I very much like your experiment so far, but I seriously doubt that it’s worth a fixed compensation of $1,500 for two months or $750 monthly on top of the ALP compensation to buy a reduced spread for $20k volume.
And the alternative, having Nu pay 3% revenue for a NAV of $20k while not participating in a revenue above 3%, doesn’t seem fair.
I can imagine to run the fixed compensation approach (because the variable one puts Nu in an incalculable risk) for a few months just to find out, what the effect of a reduced spread on the revenue for LP is.
It might be better to use the NuPool compensation scheme for rewarding a tighter spread - for a way smaller volume.
I would expect something like:
total payment = NuPool rewards + any possible losses (payed by FLOT)
if no losses at all, just keeping the nupool reward + any possible trading profit
By spread 0.5% you mean a 0.0025 offset in each wall?
I like the proposal and the compensation scheme. A very good compilation of MLP+ALP
Moreover i am feeling very relaxed with your provided liquidity in Poloniex. Something i want to say about NuLagoon too, but i cannot
Requesting a guaranteed compensation of 3% monthly without capping in case the NAV makes an immense loss for whatever reason will not make it to my data feed.
It would be interesting to know the results for the NAV from reducing the spread from 1% to 0.5%, but having no capping makes me shy away from it.
You receive a compensation from NuPool for liquidity already. Filling the revenue to monthly 3% is different from asking another 3% on top for reducing the spread.
You already bear the exchange default risk and get compensated by the ALP compensation.
from daology
"After more than a month of the experiment the actual rate of return has been 1.86%. If it were still 1.86% at the end of the first 2 months, then either FLOT or shareholders must pay me enough to make a 6.09% profit"
Right.
If he makes 10% loss, Nu needs to compensate the NAV up to 103%.
That means if the NAV goes down by 10% (10%*$20,000=$2,000), Nu needs to pay $2,600 for that month.
No one knows what happens to NAV.
That’s why I can’t put this proposal in my data feed.
It would be different, if @muchogusto did ask for x% monthly on top of the ALP compensation for reducing the spread from 1% (SAF 1.3%) to 0.5% (SAF 0.8%).
@muchogusto, I think it would be best if you created a separate thread under the motions board for your proposal. Including it in an existing thread can make the proposal hard to find or invisible to others not paying attention to this thread.
Now I use a 0.0035 offset with a 0.15 tx fee which makes a 1% spread (0.0035 + 0.0015 + 0.0035 + 0.0015 = 0.01). To make a 0.5% spread, I will change both offset values to 0.001.
So you are at more or less break-even (including the pool compensation) at a SAF (spread after fees) of 1%?
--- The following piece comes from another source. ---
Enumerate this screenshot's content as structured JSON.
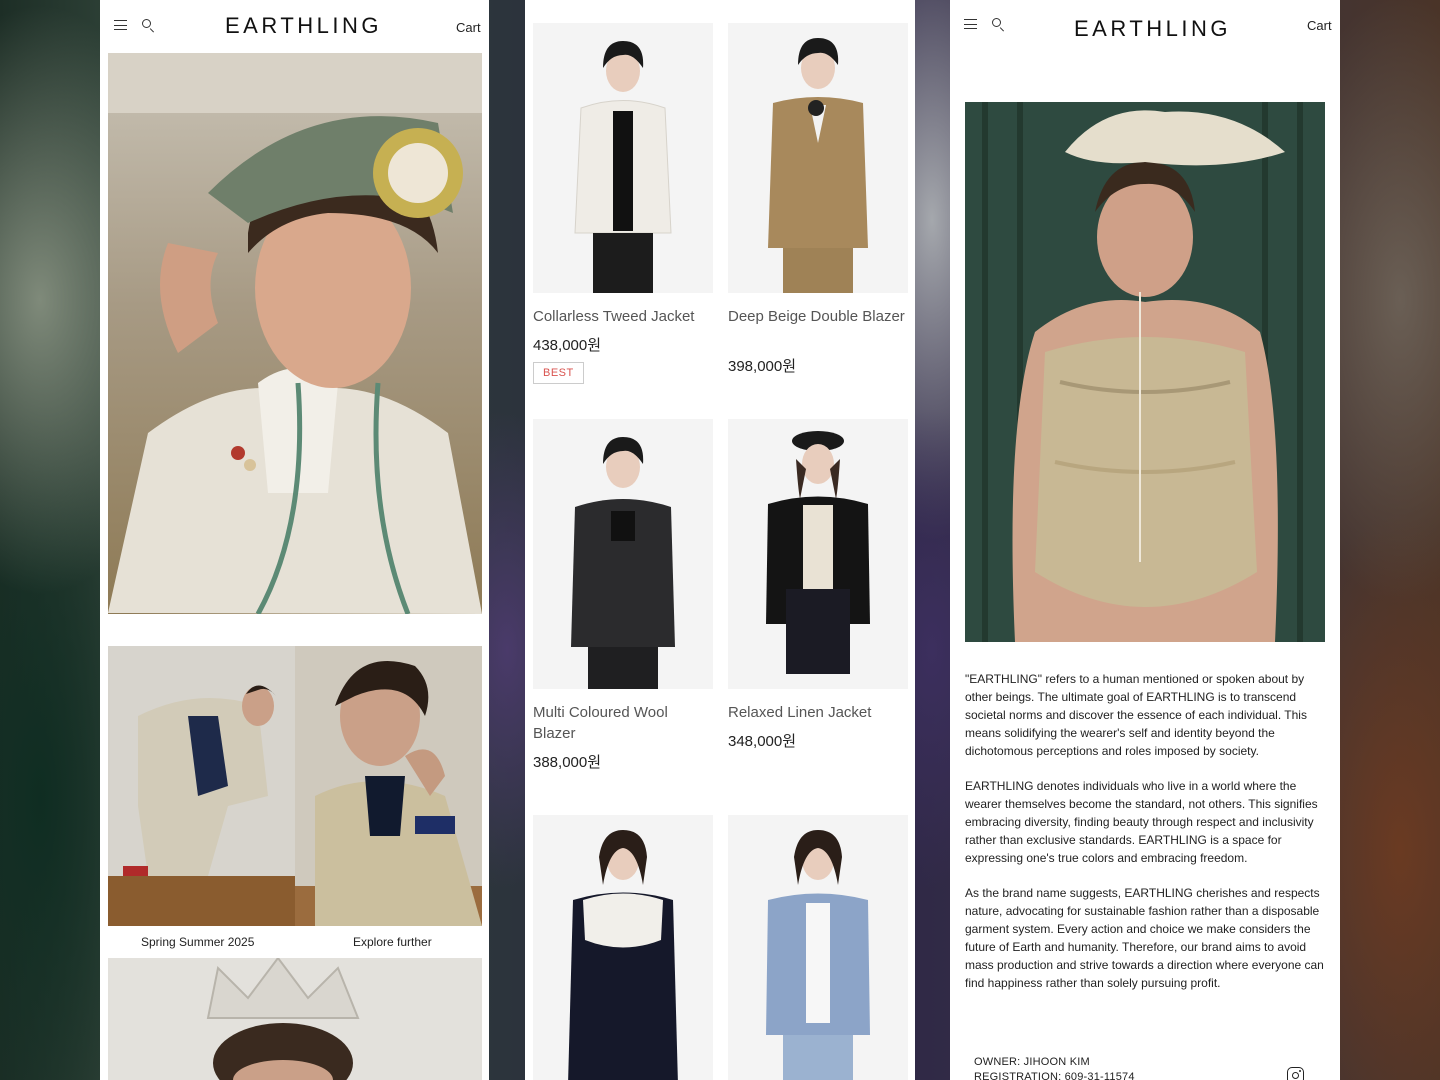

What tolerance do you have configured (before orders get moved) at 0.0035 offset and what will be the tolerance at 0.001 offset?
Thank you! That’s game-changing to get it in my data feed
I recommend to consider including a backup plan that allows you to switch back to a spread of 1% while forfeiting the 3% compensation, if the trading situation gets dire and you feel increasing the spread could help.
I mean, you guarantee to keep the orders up no matter what. Such a backup plan seems warranted.
Isn’t there a tolerance setting in the NuBot config?
ALPv2 is based on NuBot, right?
Oh man, I’m lost. I only know NuBot from operating gateways…
Maybe @woolly_sammoth can help here?